Der US-Präsident verschärft in Sachen Nordkorea den Ton.

(Foto: AP)

PjöngjangNordkorea und die USA verschärfen ihren Konfrontationskurs. Die Führung in Pjöngjang drohte nach der Entsendung eines US-Flugzeugträgerverbands in Richtung Nordkorea mit einem Atomangriff auf die USA, sollte es Anzeichen für einen amerikanischen Erstschlag geben.

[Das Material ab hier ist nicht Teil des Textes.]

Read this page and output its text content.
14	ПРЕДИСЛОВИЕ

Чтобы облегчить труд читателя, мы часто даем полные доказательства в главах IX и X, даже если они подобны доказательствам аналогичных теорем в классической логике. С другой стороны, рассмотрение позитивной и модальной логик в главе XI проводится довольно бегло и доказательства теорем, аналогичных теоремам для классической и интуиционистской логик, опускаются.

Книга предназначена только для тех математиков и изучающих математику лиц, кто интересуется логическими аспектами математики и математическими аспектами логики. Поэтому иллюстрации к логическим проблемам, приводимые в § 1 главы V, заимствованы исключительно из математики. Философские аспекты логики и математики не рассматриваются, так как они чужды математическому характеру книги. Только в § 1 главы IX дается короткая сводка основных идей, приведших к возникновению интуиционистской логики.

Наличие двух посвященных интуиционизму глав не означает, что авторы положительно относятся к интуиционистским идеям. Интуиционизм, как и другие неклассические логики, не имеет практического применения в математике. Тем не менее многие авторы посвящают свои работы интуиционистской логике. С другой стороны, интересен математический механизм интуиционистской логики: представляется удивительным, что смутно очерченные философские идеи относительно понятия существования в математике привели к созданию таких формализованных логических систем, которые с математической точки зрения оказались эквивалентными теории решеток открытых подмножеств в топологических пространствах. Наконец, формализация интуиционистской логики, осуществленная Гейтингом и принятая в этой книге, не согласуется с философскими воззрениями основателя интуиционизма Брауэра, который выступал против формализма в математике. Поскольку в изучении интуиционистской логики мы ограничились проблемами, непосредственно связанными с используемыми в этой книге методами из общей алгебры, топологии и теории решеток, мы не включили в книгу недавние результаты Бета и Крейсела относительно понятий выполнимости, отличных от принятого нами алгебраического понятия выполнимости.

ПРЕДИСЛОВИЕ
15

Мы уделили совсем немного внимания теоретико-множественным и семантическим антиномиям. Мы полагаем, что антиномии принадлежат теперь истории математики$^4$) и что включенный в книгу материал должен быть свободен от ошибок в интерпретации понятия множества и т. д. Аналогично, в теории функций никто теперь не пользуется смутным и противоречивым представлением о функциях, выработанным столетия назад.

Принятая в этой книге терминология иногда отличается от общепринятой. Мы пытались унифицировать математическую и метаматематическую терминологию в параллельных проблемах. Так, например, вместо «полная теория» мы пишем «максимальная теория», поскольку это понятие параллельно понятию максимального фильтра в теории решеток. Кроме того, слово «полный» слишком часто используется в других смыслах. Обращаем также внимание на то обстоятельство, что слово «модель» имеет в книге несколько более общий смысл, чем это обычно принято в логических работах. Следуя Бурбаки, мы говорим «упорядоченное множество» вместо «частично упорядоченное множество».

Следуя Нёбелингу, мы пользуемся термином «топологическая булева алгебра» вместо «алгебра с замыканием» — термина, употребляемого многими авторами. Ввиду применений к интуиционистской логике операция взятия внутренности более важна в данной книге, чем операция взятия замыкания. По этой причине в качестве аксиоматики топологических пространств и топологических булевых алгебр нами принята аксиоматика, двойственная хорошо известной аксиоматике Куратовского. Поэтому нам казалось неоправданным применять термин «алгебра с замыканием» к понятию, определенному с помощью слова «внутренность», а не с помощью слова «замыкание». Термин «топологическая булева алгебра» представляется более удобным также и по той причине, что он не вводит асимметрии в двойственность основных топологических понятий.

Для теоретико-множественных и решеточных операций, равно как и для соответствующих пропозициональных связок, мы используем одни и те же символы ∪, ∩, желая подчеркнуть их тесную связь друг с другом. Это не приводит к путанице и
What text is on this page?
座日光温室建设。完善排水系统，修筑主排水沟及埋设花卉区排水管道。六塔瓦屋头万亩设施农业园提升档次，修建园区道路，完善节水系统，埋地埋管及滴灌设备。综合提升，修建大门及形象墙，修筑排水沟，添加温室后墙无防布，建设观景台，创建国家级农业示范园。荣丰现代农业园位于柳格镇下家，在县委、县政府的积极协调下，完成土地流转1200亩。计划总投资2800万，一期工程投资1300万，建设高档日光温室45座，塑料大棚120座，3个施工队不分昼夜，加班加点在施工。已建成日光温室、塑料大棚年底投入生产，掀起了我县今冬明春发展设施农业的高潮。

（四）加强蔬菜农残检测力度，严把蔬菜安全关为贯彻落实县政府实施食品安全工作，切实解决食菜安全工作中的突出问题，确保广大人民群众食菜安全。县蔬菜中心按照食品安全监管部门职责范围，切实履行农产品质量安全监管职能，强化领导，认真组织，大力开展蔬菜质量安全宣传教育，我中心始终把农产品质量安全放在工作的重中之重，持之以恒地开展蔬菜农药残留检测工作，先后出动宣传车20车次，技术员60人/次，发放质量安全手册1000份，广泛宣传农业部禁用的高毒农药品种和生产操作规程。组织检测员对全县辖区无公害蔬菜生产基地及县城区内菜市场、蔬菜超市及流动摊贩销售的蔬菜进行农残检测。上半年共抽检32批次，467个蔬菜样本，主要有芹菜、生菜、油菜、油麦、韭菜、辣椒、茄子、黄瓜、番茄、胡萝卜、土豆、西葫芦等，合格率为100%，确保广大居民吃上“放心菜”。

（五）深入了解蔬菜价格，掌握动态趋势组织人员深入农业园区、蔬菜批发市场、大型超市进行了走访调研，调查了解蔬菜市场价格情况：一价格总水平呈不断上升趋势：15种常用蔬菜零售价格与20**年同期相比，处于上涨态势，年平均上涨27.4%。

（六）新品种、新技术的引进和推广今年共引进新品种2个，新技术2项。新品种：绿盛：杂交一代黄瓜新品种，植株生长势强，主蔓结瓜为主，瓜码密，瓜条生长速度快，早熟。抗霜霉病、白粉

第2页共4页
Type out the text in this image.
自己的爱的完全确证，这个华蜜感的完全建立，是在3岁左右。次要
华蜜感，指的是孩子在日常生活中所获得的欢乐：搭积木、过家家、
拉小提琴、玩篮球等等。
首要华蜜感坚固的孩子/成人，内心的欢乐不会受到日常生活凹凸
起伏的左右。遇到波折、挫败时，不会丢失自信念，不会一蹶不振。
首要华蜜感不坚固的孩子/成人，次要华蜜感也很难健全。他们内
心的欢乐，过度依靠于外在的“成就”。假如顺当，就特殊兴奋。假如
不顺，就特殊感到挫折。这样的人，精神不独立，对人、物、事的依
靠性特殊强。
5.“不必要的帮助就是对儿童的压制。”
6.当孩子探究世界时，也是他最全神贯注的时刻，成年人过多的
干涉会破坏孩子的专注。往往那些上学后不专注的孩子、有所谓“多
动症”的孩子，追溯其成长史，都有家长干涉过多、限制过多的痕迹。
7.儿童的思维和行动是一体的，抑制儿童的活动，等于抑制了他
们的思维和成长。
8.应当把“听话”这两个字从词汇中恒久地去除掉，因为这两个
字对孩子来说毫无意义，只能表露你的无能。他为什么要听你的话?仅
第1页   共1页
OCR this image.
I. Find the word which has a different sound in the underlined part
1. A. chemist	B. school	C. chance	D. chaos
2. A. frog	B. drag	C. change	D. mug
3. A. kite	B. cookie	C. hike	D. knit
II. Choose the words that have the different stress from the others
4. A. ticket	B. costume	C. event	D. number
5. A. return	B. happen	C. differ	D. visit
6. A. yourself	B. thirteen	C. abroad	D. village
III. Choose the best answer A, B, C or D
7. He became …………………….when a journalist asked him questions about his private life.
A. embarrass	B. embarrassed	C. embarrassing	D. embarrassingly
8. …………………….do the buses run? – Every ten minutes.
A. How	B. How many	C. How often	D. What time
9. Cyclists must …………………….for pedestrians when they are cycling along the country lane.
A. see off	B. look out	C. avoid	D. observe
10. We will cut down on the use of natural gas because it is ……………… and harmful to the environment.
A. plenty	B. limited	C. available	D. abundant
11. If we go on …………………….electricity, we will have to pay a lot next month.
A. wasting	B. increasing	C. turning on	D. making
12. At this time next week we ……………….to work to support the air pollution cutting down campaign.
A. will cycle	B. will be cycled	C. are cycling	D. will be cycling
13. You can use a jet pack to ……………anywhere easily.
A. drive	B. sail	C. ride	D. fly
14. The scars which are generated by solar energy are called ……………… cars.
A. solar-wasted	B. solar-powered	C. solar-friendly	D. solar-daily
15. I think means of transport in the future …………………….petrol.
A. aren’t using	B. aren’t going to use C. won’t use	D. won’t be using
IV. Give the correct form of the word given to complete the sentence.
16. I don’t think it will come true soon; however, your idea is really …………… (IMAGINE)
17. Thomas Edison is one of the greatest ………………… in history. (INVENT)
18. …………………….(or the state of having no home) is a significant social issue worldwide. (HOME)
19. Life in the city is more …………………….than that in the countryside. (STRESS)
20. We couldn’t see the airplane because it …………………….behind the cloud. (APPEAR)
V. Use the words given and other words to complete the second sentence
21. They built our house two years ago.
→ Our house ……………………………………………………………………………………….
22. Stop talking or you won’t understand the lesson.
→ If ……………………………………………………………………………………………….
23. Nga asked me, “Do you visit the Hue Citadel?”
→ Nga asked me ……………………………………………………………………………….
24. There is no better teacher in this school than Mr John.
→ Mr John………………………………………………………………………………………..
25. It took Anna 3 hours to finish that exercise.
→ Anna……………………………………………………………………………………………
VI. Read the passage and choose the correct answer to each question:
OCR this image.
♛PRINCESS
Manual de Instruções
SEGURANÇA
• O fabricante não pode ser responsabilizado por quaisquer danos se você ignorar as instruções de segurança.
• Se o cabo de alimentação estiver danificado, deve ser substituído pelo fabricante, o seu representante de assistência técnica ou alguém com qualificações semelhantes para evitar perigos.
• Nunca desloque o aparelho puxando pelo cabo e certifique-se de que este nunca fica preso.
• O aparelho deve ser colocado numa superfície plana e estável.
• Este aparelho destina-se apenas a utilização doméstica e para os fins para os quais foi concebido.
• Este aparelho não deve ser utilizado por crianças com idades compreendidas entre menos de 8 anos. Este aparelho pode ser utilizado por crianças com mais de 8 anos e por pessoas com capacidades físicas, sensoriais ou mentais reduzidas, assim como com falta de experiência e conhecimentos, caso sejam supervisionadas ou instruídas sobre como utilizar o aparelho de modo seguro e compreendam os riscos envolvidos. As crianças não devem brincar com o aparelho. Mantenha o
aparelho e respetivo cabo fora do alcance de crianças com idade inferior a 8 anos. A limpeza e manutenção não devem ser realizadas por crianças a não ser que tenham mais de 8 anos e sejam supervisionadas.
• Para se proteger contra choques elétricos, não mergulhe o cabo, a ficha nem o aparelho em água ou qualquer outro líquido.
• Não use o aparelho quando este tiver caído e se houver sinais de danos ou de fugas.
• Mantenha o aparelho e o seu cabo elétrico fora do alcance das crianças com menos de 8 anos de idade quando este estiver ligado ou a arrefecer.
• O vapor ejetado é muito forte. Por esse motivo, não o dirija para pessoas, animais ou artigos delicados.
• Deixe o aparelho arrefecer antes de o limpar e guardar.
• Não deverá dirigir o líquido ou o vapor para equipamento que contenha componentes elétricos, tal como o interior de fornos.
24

„Unsere starke Revolutionsarmee beobachtet aufmerksam jede Bewegung feindlicher Elemente. Dabei haben unsere Atomstreitkräfte die US-Invasionsstützpunkte nicht nur in Südkorea und im Pazifik im Visier, sondern auch auf dem amerikanischen Festland“, hieß es am Dienstag in der amtlichen Zeitung „Rodong Sinmun“. Auch Russland warnte die USA vor einem Eingreifen. Deren Präsident Donald Trump reagierte umgehend: „Nordkorea sucht Ärger“, schrieb er bei Twitter. Es wäre großartig, wenn China den USA helfen würde, das Problem zu lösen. Wenn nicht, „werden wir das Problem ohne sie lösen“. Die erhöhten Spannungen belasteten auch die Aktienmärkte in Fernost und Europa.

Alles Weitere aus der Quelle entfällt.